The resources required to collect, process, and follow up on more than 15,000 results a day far exceeds what our infrastructure can currently support. Indeed, at this point, testing all students, faculty, and staff on a twice-a-week basis would represent more than half the total number of tests currently being done in the entire state of Michigan. Furthermore, the purely logistical challenge of performing ongoing testing on this scale, especially of students, has been illustrated at other institutions.
Other experiences also suggest that after a few weeks, non-compliance among students might become common, and we see many problems with making such testing mandatory or linking it to building access as some schools have done.

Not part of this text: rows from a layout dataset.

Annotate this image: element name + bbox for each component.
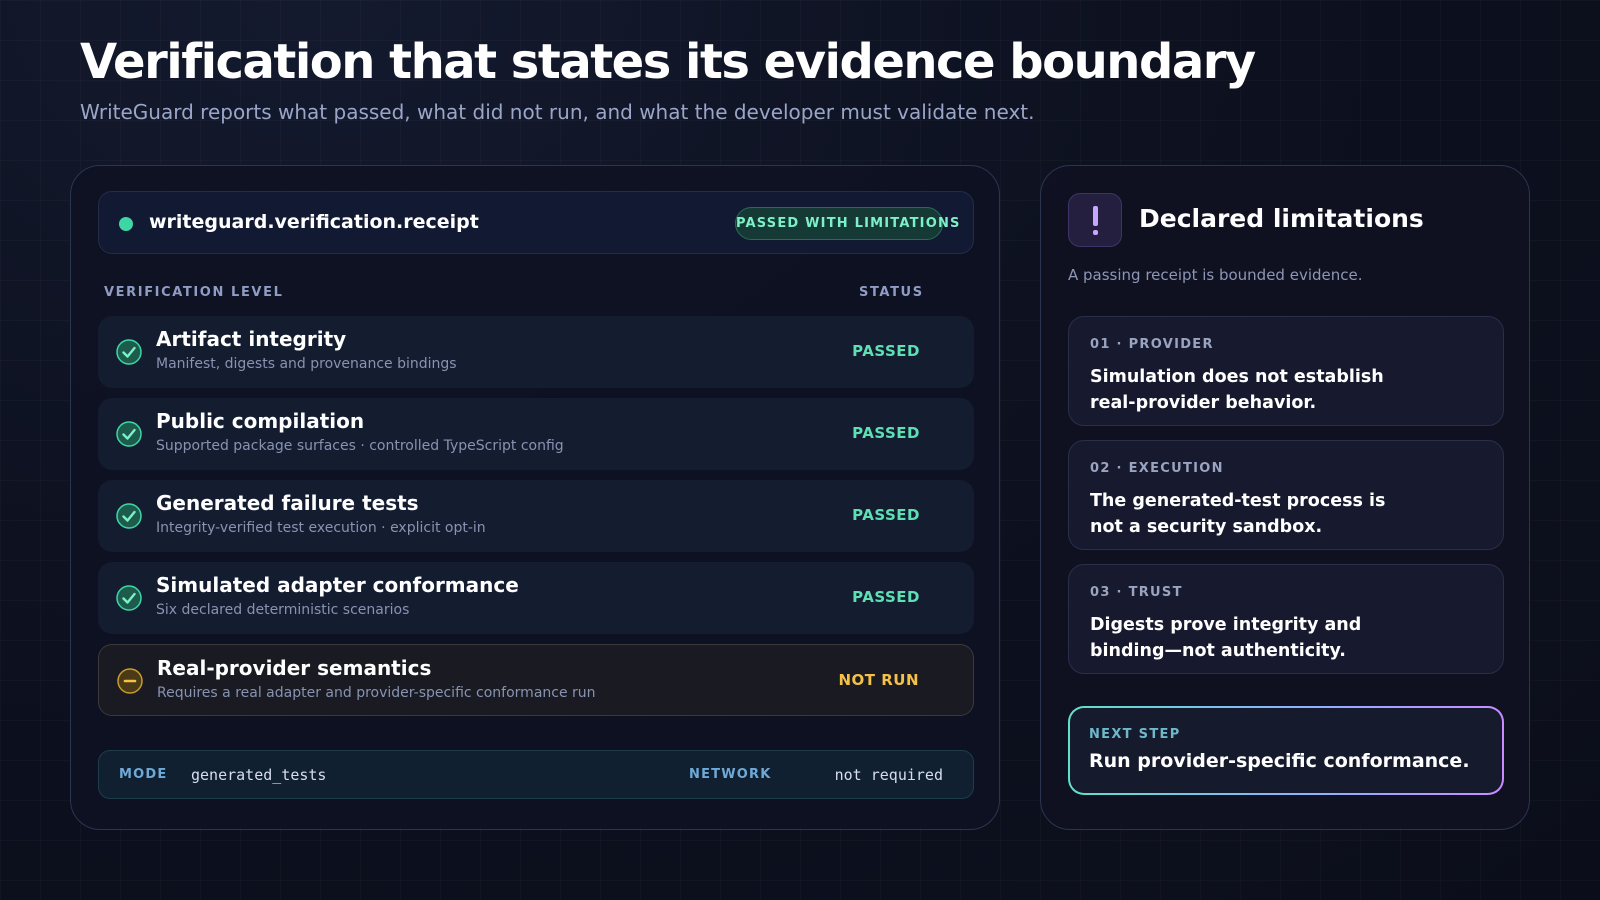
- exclamation-icon: [1068, 193, 1122, 247]
- limitation-card-provider: 01 · PROVIDER Simulation does not establ…: [1068, 316, 1504, 426]
- check-description: Six declared deterministic scenarios: [156, 602, 410, 618]
- status-dot-icon: [119, 217, 133, 231]
- check-title: Artifact integrity: [156, 327, 347, 351]
- check-title: Public compilation: [156, 409, 365, 433]
- check-row-generated-failure-tests: Generated failure tests Integrity-verifi…: [98, 480, 974, 552]
- receipt-footer: MODE generated_tests NETWORK not require…: [98, 750, 974, 799]
- overall-status-badge: PASSED WITH LIMITATIONS: [735, 207, 959, 240]
- check-description: Supported package surfaces · controlled …: [156, 438, 564, 454]
- check-status: PASSED: [852, 424, 920, 442]
- check-circle-icon: [116, 339, 142, 365]
- page-title: Verification that states its evidence bo…: [80, 34, 1256, 90]
- limitation-card-trust: 03 · TRUST Digests prove integrity and b…: [1068, 564, 1504, 674]
- check-row-simulated-adapter-conformance: Simulated adapter conformance Six declar…: [98, 562, 974, 634]
- check-row-real-provider-semantics: Real-provider semantics Requires a real …: [98, 644, 974, 716]
- check-row-artifact-integrity: Artifact integrity Manifest, digests and…: [98, 316, 974, 388]
- limitation-label: 01 · PROVIDER: [1090, 337, 1214, 352]
- check-status: NOT RUN: [838, 671, 919, 689]
- next-step-text: Run provider-specific conformance.: [1089, 750, 1470, 772]
- check-circle-icon: [116, 585, 142, 611]
- check-status: PASSED: [852, 342, 920, 360]
- verification-receipt-panel: writeguard.verification.receipt PASSED W…: [70, 165, 1000, 830]
- check-circle-icon: [116, 503, 142, 529]
- column-header-level: VERIFICATION LEVEL: [104, 285, 284, 300]
- limitation-text: Simulation does not establish real-provi…: [1090, 367, 1384, 413]
- minus-circle-icon: [117, 668, 143, 694]
- mode-label: MODE: [119, 767, 168, 782]
- limitation-text: Digests prove integrity and binding—not …: [1090, 615, 1362, 661]
- check-description: Integrity-verified test execution · expl…: [156, 520, 486, 536]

Nonetheless, we will track the experience with frequent mass testing at other institutions and move in that direction if efficacy is proven and testing at that level becomes possible for us as new tests are developed and implemented here. Our clinical diagnostic labs at Michigan Medicine are evaluating self-administered saliva and nasal swab testing as developed by the University of Illinois and by Yale for potential implementation in broader screening efforts on campus and in our community.
The density of students will be lower than normal in Ann Arbor this fall. At time, we know that about 70 percent of credit hours for undergraduates will be taken fully remotely, with many hybrid courses offering the option to attend remotely as well. For students who have chosen to come back to Ann Arbor, we have made numerous preparations to keep the community as safe as possible, from a universal face-covering requirement to efforts to reduce density in buildings and restricting seating in dining halls. Crowding in buildings and across the Diag will be diminished due to the absence of large courses (greater than 50 students) that meet in person.
We have reason to be encouraged from our recent experiences in Michigan Medicine, in our research community, and with our graduate and professional students. Serology studies (that test for antibodies) have revealed rates of SARS-CoV-2 in our frontline healthcare workers lower than that found in many communities despite their high levels of exposure to COVID-19 patients. We have reactivated our research labs with up to 7,000 persons per day coming to our buildings with only four documented cases of COVID-19 and no spread within our facilities. And finally, we’ve had more than 1,500 graduate and professional students living on campus and thousands more pursuing their studies here this summer with very low infection rates.
Please take a look at our several recent communications to students, families, staff, and faculty for further details.
A layered approach
There certainly is no way to completely eliminate personal risk, but we believe that by implementing a set of layered approaches, the campus will be able to serve its mission with approximately the same level of safety for employees that is involved when going to a supermarket, dining with your family outdoors on Main Street, or sitting in a backyard at a distance with friends.
Because the situation regarding the spread of COVID-19 continues to evolve rapidly, the University has posted information on fall planning efforts and updates for the U-M community on a dedicated Maize & Blueprint website with a dashboard of COVID-19 activity in our community.
University experts and leaders will continue to track disease metrics on campus and in the surrounding area, our capacity to test and perform contact tracing, our quarantine space, and the status of our health system and will pull back if the situation dictates.
Thank you again for sharing your concerns.